JACKSONVILLE, FL. Back in March 2026, state inspectors walked into Sharks Fish and Chicken of Duval on New Kings Road and found what it takes to shut a restaurant down on the spot: active rodent activity inside the facility.

The Florida Department of Business and Professional Regulation ordered the restaurant at 7806 New Kings Rd closed on March 25, 2026. The order required the facility to be vacated by March 26. Records show the restaurant did reopen, with inspectors clearing it at 10:13 a.m. following a reinspection.

What Inspectors Found

1Emergency Closure Trigger

Active rodent activity inside the facility was the sole documented reason state inspectors ordered Sharks Fish and Chicken of Duval shut down on March 25, 2026.

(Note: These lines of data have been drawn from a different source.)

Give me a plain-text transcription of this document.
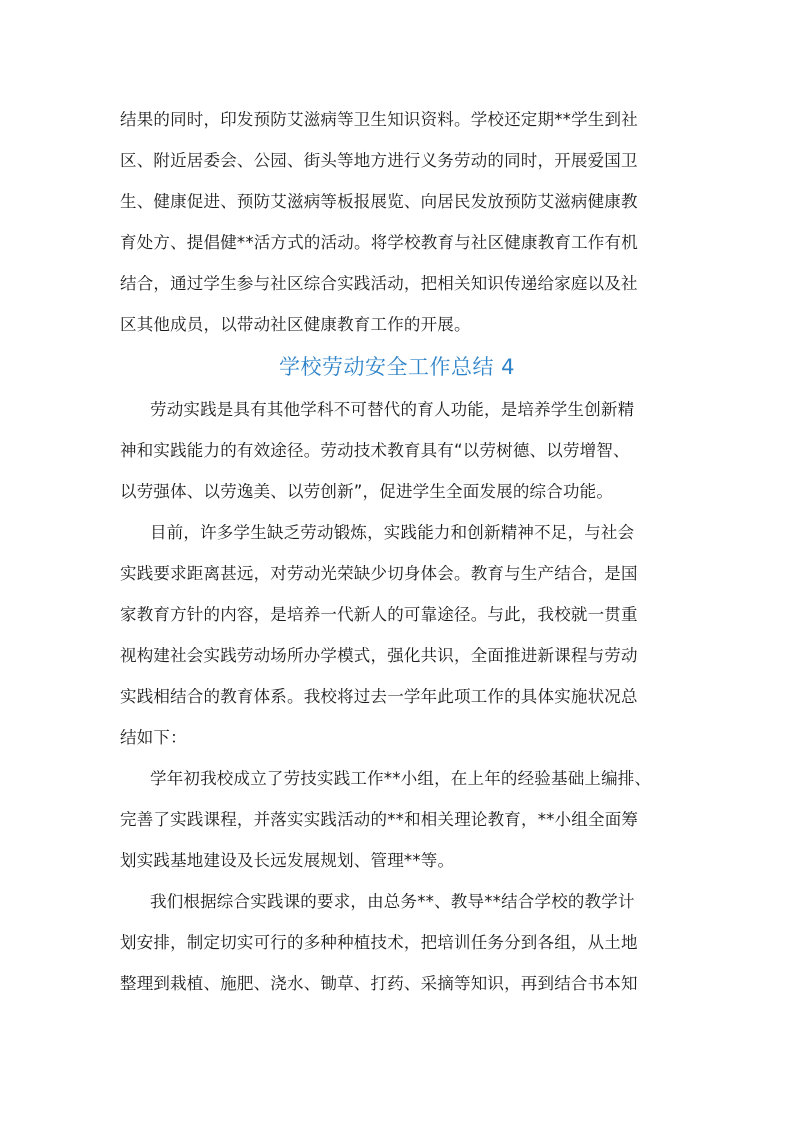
结果的同时，印发预防艾滋病等卫生知识资料。学校还定期**学生到社
区、附近居委会、公园、街头等地方进行义务劳动的同时，开展爱国卫
生、健康促进、预防艾滋病等板报展览、向居民发放预防艾滋病健康教
育处方、提倡健**活方式的活动。将学校教育与社区健康教育工作有机
结合，通过学生参与社区综合实践活动，把相关知识传递给家庭以及社
区其他成员，以带动社区健康教育工作的开展。
学校劳动安全工作总结 4
劳动实践是具有其他学科不可替代的育人功能，是培养学生创新精
神和实践能力的有效途径。劳动技术教育具有“以劳树德、以劳增智、
以劳强体、以劳逸美、以劳创新”，促进学生全面发展的综合功能。
目前，许多学生缺乏劳动锻炼，实践能力和创新精神不足，与社会
实践要求距离甚远，对劳动光荣缺少切身体会。教育与生产结合，是国
家教育方针的内容，是培养一代新人的可靠途径。与此，我校就一贯重
视构建社会实践劳动场所办学模式，强化共识，全面推进新课程与劳动
实践相结合的教育体系。我校将过去一学年此项工作的具体实施状况总
结如下：
学年初我校成立了劳技实践工作**小组，在上年的经验基础上编排、
完善了实践课程，并落实实践活动的**和相关理论教育，**小组全面筹
划实践基地建设及长远发展规划、管理**等。
我们根据综合实践课的要求，由总务**、教导**结合学校的教学计
划安排，制定切实可行的多种种植技术，把培训任务分到各组，从土地
整理到栽植、施肥、浇水、锄草、打药、采摘等知识，再到结合书本知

The closure record lists rodent activity as the triggering violation. That designation, under Florida's inspection framework, is a high-priority finding, one serious enough to warrant an immediate emergency order rather than a scheduled follow-up.

Rodent activity is not a paperwork violation. It means inspectors observed evidence, whether droppings, gnaw marks, grease trails, or live or dead rodents, indicating animals had been moving through the facility.

The specific locations inside the restaurant where inspectors documented that activity were not detailed in the available records. What the records do show is that the finding was severe enough to close the restaurant the same day.

What This Means

Rodent activity inside a food service facility is one of the conditions Florida law treats as an immediate public health hazard, and the reasoning is direct. Rodents move through a kitchen the same way they move anywhere else, across food prep surfaces, into dry storage, along shelving where plates and utensils are kept. Every surface they contact becomes a potential transmission point.

Rats and mice carry pathogens including Salmonella, Leptospira, and Hantavirus. They do not need to make contact with food directly to contaminate it. Droppings left on a prep surface, urine tracked across a shelf, or fur shed near an uncovered container are each sufficient to introduce bacteria into a meal a customer will eat hours later.

The reason this specific finding triggers an emergency closure rather than a warning or a scheduled correction is traceability. A customer who gets sick after eating at a restaurant with documented rodent activity has no way to know what surface their food touched or what the rodents had previously walked through. There is no corrective step that works backward. The closure is the intervention.

The fact that inspectors cleared the restaurant for reopening the following morning, at 10:13 a.m. on March 26, indicates the facility addressed the immediate condition. What that remediation involved, whether pest control was called, deep cleaning was performed, or entry points were sealed, is not specified in the available records.

The Closure and Reopening

The timeline in this case moved quickly. The emergency order was issued March 25, 2026. The vacate deadline was set for March 26. Reinspection cleared the restaurant for reopening that same morning.

A same-day or next-morning clearance after a rodent-activity closure is not unusual in Florida inspection records. What it reflects depends on what was found. A small number of droppings in a single location can be addressed faster than an active infestation with multiple entry points. The records available here do not distinguish between those scenarios.

What the record does confirm is that the facility was licensed for food service at the time of the closure, that the emergency order was issued, and that inspectors subsequently determined the restaurant met state standards for reopening.

The Longer Record

The inspection history for Sharks Fish and Chicken of Duval on New Kings Road contains no prior inspections on record, no prior violations, and no prior emergency closures before March 2026.

That is an unusual baseline. Most licensed food service facilities in Florida accumulate inspection records over time, routine visits, follow-ups, and the occasional cited violation. The absence of any prior record here means there is no documented pattern to set against the March 2026 closure, no history of prior rodent citations, no prior temperature violations, no record of whether the facility had been flagged for conditions that could have preceded an infestation.

It also means this closure cannot be called the culmination of a documented pattern. The record shows a facility with no inspection history and then a single emergency closure for one of the most serious categories of violation in Florida food safety enforcement.

Whether the rodent activity represented a sudden and isolated problem or a longer-standing condition that simply had not been previously inspected and documented is a question the available records do not answer.

What the records do show is this: on March 25, 2026, inspectors found active rodent activity at a Jacksonville fish and chicken restaurant with no prior inspection history on file, ordered it closed, and cleared it to reopen the following morning. The specific extent of what inspectors found inside that kitchen has not been made public.